Damit kommen wir zu einem Thema, das Ihnen nicht gefallen wird, da Sie sehr
loyal gegenüber Ihren Angestellten zu sein scheinen.«
    »Das ist richtig.«
    »Und lobenswert. Allerdings sollten Sie
darauf gefasst sein, dass Sie sich womöglich von Ms Rafael trennen müssen. Dass
Sie auf Distanz gehen müssen, um Ihre Lizenz zu retten.«
    Ich wollte schon protestieren, doch
Hayley hob die Hand. »Das Gesetz geht davon aus, dass Sie wissen, was Ihre
Angestellte getan hat. Letztlich müssen wir vielleicht beweisen, dass dies
nicht zutrifft. Aber bis dahin bleibt noch Zeit.«
    »Na gut. Und wie sieht Ihre Meinung zu
dem Fall aus?«
    Sie verschränkte die Hände über dem
Notizblock.
     
    »Bislang gibt es noch gar keinen Fall,
Ms McCone. Ms Rafael behauptet, sie sei unschuldig, und Glenn liegen inzwischen
die Beweise gegen sie vor. Wir haben einige Fakten und sehr viele Vermutungen.

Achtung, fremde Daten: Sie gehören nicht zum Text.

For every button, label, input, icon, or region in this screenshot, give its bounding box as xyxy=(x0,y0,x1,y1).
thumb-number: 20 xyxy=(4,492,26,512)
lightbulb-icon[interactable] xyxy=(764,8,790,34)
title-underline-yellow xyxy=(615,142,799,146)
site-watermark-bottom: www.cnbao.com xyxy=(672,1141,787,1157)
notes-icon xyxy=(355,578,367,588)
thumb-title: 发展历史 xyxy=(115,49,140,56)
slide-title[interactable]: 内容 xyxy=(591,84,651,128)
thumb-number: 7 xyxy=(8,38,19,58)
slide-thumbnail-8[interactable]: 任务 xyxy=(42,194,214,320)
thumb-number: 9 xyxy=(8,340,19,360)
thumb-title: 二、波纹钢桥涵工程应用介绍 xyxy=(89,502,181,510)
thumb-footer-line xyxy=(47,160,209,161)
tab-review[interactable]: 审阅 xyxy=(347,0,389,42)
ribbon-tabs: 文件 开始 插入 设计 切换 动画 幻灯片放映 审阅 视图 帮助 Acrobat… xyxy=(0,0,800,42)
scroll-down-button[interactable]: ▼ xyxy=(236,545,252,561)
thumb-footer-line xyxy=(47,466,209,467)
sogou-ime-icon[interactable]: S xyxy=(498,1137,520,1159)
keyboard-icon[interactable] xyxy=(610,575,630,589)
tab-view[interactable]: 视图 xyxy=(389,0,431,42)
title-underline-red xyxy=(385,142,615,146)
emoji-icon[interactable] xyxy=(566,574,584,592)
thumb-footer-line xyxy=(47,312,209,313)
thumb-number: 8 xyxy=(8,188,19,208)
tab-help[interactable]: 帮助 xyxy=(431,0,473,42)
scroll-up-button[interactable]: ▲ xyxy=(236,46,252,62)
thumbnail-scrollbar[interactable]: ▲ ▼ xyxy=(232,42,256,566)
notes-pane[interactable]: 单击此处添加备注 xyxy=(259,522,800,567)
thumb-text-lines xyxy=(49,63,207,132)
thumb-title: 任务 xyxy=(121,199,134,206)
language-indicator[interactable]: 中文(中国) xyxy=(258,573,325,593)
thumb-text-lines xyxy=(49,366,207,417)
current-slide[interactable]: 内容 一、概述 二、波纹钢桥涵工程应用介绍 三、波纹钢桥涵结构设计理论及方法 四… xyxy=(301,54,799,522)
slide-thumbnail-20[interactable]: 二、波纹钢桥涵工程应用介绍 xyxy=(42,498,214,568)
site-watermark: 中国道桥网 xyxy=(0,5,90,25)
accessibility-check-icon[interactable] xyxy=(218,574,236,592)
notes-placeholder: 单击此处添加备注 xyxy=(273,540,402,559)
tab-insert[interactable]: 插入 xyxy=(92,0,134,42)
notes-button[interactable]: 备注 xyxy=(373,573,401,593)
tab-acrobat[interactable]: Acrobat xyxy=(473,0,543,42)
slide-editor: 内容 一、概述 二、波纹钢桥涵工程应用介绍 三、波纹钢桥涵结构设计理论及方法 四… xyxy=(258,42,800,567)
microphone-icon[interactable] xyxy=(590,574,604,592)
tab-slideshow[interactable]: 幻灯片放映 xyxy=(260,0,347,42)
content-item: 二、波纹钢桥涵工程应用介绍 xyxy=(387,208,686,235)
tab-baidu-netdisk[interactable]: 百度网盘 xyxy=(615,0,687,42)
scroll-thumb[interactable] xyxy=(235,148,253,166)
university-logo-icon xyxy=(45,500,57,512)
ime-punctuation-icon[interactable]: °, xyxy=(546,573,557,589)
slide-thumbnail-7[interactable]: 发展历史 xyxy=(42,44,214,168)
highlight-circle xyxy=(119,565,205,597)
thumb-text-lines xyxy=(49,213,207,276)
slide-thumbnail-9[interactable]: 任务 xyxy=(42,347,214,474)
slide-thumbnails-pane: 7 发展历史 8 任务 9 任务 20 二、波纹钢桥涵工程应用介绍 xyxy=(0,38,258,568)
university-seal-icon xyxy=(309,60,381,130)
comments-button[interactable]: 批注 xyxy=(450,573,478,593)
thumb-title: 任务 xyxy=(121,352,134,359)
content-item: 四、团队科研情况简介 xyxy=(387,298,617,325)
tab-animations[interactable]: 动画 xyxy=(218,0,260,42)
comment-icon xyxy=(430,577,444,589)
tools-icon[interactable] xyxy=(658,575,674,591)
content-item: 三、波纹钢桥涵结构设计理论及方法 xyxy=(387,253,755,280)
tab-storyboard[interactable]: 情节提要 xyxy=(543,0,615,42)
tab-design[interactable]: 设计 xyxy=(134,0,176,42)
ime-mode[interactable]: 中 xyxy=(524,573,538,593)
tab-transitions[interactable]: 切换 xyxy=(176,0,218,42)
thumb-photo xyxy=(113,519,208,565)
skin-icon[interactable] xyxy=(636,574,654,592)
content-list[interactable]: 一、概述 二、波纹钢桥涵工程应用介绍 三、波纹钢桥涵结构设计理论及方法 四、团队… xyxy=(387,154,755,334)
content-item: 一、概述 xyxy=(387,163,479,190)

Wir brauchen weitere Fakten und einen Rahmen, in den wir sie einfügen können.
Normalerweise würde ich an diesem Punkt meinen eigenen Ermittler hinzuziehen.«
    »Aber...?«
    »Wir brauchen ihn nicht, oder? Wer
könnte das besser erledigen als die Partei, die am meisten zu verlieren hat?«
     
    Auf dem Rückweg in die Stadt versuchte
ich, mir Mut zuzusprechen. Ich war der Aufgabe gewachsen, oder? Wenn ich an die
Fälle dachte, die ich im Alleingang gelöst hatte. Und die die Agentur als Team
gemeistert hatte. Es war egal, dass mich die Sache ganz persönlich betraf; auch
solche Probleme hatte ich schon gelöst. Einmal hatte ich eine Frau gestellt,
die meine Identität stehlen wollte. Ich hatte die Mutter gefunden, die mich
nach der Geburt weggegeben hatte, und den Vater, der nur ahnte, dass ich
überhaupt existierte.
    Noch persönlicher konnte es kaum
werden.
    Dennoch spürte ich weder
Entschlossenheit noch Enthusiasmus. Alles um mich herum schien sich aufzulösen.
Hy hatte sich plötzlich von dem unbekümmerten Mann, in den ich mich verliebt
hatte, in einen Menschen verwandelt, der nur noch ein Ziel kannte. Mein Kater
hatte Diabetes. Ich fuhr in einem Wagen, dessen Verdeck nur mit Klebeband
zusammenhielt, über die mittlerweile total vernebelte Brücke.
    Eigentlich hätte mein ganzes Leben ein
bisschen Klebeband vertragen können.
     
    Als Glenn Julia um zwei Uhr nachmittags
in sein Büro führte — sie trug noch immer die Jeansjacke und -hose vom Freitag —
, wirkte sie neben seiner maßgeschneiderten Eleganz irgendwie schäbig. Sie riss
die Augen auf, als sie die Ledermöbel, den orientalischen Teppich und das
dunkle, blank polierte Holz sah. Die Fenster des Büros hoch im Embarcadero Four
waren in Nebel gehüllt. Wir schienen uns in einem fernen, aber luxuriösen
Paralleluniversum zu befinden. Gewiss war dieses Büro von Julias Alltag so weit
entfernt wie ein anderer Planet. Ich fragte mich, ob ich in etwa so
dreingeblickt hatte, als ich am Morgen in Marguerite Hayleys Büro gesessen und
an ihre Honorare gedacht hatte.
    Glenn steuerte Julia zu einem der
Sessel vor dem Schreibtisch. Ich begrüßte sie lächelnd. Sie nickte und
versuchte, mein Lächeln mit zitternden Lippen zu erwidern.
    Glenn setzte sich an den Schreibtisch
und verschränkte die Hände über der Weste, die sich über seinem runden Bauch
spannte. Vor einigen Wochen hatte er mir anvertraut, seine Frau, die
Innenarchitektin Bette Silver, habe ihn gedrängt, »an einer dieser Maschinen zu
trainieren, die mich zu erwürgen drohen, falls ich sie nicht nett behandle«.
Bisher zeigte sein Training allerdings keine sichtbaren Resultate.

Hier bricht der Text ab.